証明書の差は名義人をどこまで調べて認証するかの違い
常時SSL化が推奨され、様々なWebサイトにSSLによる暗号化通信が施されてきています。
ウチもそろそろSSL証明書を取ろうかな・・・と思った時に、証明書の価格差や種類の違いなど、わからない事がおおくあります。
SSLサーバー証明書には認証レベルにより3つに分類されます。
ドメイン認証(Domain Validation)こと「DV」
企業認証(Organization Validation)こと「OV」
EV認証(Extended Validation)こと「EV」
これらは破られにくいといった、暗号化の強度による分類ではなく、どこまで詳しく証明書の名義人(組織)を調べて認証するかといった調査のレベルによってわけられています。
ドメイン認証(DV)
ドメイン認証は対象となるドメインに登録されている登録者を確認することで発行される証明書です。
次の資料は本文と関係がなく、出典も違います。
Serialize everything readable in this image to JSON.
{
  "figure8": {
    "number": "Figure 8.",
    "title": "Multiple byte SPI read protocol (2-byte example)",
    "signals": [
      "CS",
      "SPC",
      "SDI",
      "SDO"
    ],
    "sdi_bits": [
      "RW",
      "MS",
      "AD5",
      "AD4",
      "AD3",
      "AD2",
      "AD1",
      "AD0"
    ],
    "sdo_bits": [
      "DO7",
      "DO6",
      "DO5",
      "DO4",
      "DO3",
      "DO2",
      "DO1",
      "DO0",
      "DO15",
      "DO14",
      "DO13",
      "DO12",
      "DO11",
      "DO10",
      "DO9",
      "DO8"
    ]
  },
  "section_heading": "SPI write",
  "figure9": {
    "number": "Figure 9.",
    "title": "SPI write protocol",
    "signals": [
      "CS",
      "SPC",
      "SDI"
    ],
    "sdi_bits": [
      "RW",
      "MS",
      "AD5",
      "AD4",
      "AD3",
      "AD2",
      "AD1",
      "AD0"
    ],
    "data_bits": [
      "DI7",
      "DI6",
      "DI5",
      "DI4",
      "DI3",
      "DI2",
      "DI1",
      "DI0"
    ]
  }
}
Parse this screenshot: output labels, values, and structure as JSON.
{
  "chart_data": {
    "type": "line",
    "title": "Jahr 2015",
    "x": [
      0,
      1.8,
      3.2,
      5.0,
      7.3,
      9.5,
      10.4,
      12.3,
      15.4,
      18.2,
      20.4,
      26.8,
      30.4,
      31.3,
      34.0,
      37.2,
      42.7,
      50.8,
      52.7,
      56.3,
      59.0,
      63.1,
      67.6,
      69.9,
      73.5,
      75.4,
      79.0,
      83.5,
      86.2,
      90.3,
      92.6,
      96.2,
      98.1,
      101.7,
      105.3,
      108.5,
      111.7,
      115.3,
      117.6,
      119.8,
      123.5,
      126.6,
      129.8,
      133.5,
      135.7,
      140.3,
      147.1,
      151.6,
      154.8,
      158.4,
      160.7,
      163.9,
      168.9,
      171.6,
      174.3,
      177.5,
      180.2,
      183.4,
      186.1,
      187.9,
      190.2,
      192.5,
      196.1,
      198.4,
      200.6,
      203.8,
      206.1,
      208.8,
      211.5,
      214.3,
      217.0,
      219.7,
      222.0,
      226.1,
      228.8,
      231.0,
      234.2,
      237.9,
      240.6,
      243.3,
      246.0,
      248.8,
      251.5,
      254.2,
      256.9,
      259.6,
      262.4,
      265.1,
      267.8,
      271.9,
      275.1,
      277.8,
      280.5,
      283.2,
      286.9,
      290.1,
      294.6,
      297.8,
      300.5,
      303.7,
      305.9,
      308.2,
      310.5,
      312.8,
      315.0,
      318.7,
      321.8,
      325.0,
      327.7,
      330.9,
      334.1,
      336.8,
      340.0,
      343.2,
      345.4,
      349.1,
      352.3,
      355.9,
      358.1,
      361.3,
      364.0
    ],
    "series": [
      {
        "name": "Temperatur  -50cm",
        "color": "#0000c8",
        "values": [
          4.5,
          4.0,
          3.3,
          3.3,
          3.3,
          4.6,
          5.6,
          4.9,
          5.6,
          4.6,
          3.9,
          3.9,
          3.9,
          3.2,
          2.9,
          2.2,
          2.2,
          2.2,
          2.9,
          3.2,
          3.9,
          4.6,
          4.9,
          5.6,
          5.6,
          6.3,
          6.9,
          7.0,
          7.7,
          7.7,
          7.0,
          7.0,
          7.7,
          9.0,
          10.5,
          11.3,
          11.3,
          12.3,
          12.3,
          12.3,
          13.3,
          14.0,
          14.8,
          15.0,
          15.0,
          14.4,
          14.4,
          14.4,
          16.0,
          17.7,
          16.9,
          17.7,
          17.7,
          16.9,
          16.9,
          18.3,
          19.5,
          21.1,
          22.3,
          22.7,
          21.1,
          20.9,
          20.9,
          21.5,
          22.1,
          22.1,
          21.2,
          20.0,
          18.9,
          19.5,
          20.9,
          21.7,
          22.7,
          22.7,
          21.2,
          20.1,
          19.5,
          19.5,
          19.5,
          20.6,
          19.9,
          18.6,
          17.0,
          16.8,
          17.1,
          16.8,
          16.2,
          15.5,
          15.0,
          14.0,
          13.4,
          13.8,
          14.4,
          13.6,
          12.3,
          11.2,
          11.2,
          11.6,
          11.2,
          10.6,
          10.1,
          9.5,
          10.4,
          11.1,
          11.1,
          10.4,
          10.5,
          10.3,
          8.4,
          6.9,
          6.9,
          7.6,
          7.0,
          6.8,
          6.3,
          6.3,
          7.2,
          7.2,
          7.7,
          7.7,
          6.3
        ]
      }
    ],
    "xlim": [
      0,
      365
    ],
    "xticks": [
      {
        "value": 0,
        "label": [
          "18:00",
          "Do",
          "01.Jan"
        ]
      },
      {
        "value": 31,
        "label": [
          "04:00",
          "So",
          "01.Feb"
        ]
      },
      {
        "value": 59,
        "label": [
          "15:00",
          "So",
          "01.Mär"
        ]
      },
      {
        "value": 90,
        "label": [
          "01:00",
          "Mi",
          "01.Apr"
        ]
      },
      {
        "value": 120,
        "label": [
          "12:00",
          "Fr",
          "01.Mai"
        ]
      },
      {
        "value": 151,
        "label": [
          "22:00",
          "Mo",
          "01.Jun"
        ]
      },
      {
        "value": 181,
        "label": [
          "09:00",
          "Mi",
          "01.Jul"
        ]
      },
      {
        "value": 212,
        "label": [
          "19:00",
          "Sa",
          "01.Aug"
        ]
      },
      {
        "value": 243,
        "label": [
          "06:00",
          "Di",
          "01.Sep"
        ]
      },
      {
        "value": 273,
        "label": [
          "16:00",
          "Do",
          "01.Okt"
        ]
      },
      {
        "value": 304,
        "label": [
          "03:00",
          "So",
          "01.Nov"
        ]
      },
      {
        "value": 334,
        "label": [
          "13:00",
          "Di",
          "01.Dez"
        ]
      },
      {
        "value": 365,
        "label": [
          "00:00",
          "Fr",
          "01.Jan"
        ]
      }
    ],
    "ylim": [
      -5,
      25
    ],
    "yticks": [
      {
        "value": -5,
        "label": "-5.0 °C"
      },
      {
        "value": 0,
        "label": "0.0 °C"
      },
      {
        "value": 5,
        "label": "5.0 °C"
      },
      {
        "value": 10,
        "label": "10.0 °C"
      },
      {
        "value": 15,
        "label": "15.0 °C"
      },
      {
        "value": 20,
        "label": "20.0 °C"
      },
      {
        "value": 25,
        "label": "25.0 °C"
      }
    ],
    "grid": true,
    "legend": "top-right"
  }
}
他と比べ低コストで、発行までのスピードが速い証明書です。
企業認証(OV)
企業認証はドメインに加えて、法的に実在している企業・団体が運営しているWebサイトであることを証明する証明書です。
手続きには企業の「登記証明書」を送る必要もあり、証明書の取得までにはドメイン認証よりも多くの手順を踏みます。
この証明書を取得するには、各種書類審査に加え、公的資料との情報の照らし合わせや、申請者への電話確認が必要になります。
そのため、ドメイン認証よりも各段に信頼性が高い証明書です。
EV認証(EV)
EV認証は、申請している企業や担当者個人の実在証明が企業認証よりも更に厳しく審査されます。
企業認証の審査に加え、各種書類や第三者機関のデータベース等を参照し、申請している組織が法的・物理的に存在している組織なのかを確認すると共に、申請者がその組織への在籍確認と電話確認を行います。
審査が厳格なため、手順が多くなるので発行までに時間がかかりますし、ドメイン認証・企業認証と比べると高額です。
ですがEV認証はアドレスバーに自社の組織名称が表示されたり、緑になって表示されるため、一目で信頼性が高い事がわかるので、Webサイトの閲覧者に安全性をアピールすることができます。
暗号化の強度はどれも同じ
ドメイン認証が暗号化の強度が最も低いか・・・というとそうではありません。
どの証明書でも、暗号化の強度は同じです。
ですが発行するまでのプロセスの違いから、その証明書がどれだけ信頼できるものなのかを示す一つの判断基準になりますね。
証明書の価格差は信頼性の高さによって変わる
暗号化の強さが同じなら、何故証明書に価格差があるのだろう?という疑問が出てきますよね。
価格差は、その証明書の持つ信頼性がどれだけ高いものなのかによって変わってきます。
当然、信頼度が高い、このWebサイトは信頼できると判断されるまでには多くの審査が必要になります。
その審査にかかる費用や、証明書の持つ信頼度の高さを証明するのにそれだけの金額が必要になるということなのです。
強度が同じでも、企業であればやはりEV認証がベストでしょう。
EV認証であれば、より厳密に審査された信頼性の非常に高いWebサイトである事を証明できますし、アドレスバーでの表示も変わるのでアピールもしやすいです。
企業活動をしていく以上、信頼性はとても重要な事ですので、一番信頼度の高さを証明する事のできるEV認証がオススメです。
目的に応じた証明書の使い分けも検討しよう
例えば季節に関連したWebサイトや、期間限定のキャンペーンサイトの場合はドメイン認証でも問題ないでしょう。
突然Webサイトの立ち上げが決まり、恒久的に公開するページではなく、一定の期間が過ぎたら閉じてしまうような場合・・・でもきちんとSSL対応はしたいといった場合にはスピードが重要になるので、証明書の発行を待っていられないというのもありますし、単発で公開するページにわざわざ時間をかけて証明書を発行するのも大変です。
ですが企業本体のページや、恒久的に運用していく事が決定しているものについてはEV認証がベストです。最低でも企業認証で取得したおきたいところですね。
暗号化の強度はかわりありませんが、実態を周りにわかりやすく周知したり、本当に実在する団体のWebサイトであることをアピールすることは、その企業にとっての証明にもなります。
場合によった使い分けを検討してもいいかもしれませんね。